Behavioral neurology & Geriatric neurology

  1. Teaching, research, clinical care. I found it easier to work within a focused area (behavioral/geriatric neurology) if I remained in an academic setting. Teaching, research, and patient care are all part of most academic careers, and I enjoy the opportunity to contribute to all three areas. I have worked in an urban setting, but the setting has been more an accident of where most academic medical centers are located.

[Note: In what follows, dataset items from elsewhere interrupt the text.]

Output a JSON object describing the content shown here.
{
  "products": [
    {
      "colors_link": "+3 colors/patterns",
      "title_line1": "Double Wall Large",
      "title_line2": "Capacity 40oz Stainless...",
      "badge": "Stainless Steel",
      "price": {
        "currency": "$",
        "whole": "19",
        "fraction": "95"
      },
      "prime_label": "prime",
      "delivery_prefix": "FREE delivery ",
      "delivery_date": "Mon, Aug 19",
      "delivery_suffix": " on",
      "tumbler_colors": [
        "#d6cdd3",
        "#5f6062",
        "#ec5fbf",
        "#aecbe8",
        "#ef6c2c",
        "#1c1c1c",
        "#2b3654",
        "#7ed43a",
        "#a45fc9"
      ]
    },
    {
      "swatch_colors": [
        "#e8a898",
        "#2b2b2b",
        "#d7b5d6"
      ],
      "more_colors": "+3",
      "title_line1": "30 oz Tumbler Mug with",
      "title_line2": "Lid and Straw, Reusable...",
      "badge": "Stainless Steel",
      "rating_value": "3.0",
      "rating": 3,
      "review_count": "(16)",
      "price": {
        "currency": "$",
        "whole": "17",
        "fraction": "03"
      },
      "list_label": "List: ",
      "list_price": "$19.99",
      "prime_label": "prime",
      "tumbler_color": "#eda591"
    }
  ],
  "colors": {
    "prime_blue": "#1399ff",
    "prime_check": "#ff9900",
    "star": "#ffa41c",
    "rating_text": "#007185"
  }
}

  2. My typical day varies. It is different now than what it was, say, 10 years ago. I probably spend about 20-percent teaching (including teaching preparation), 50-percent research (including grant writing and writing scholarly papers), 15-percent outpatient clinical care (the percentage of clinical care was considerably higher in prior years and at one time included substantial inpatient clinical care), and 15-percent administrative.
  3. It's fun! I cannot conceive of a field of medicine or a neurological subspecialty more intrinsically interesting than the field that deals with brain/behavior relations. Many patients with cognitive or behavioral problems are elderly, so for me geriatric neurology goes hand in hand with behavioral neurology.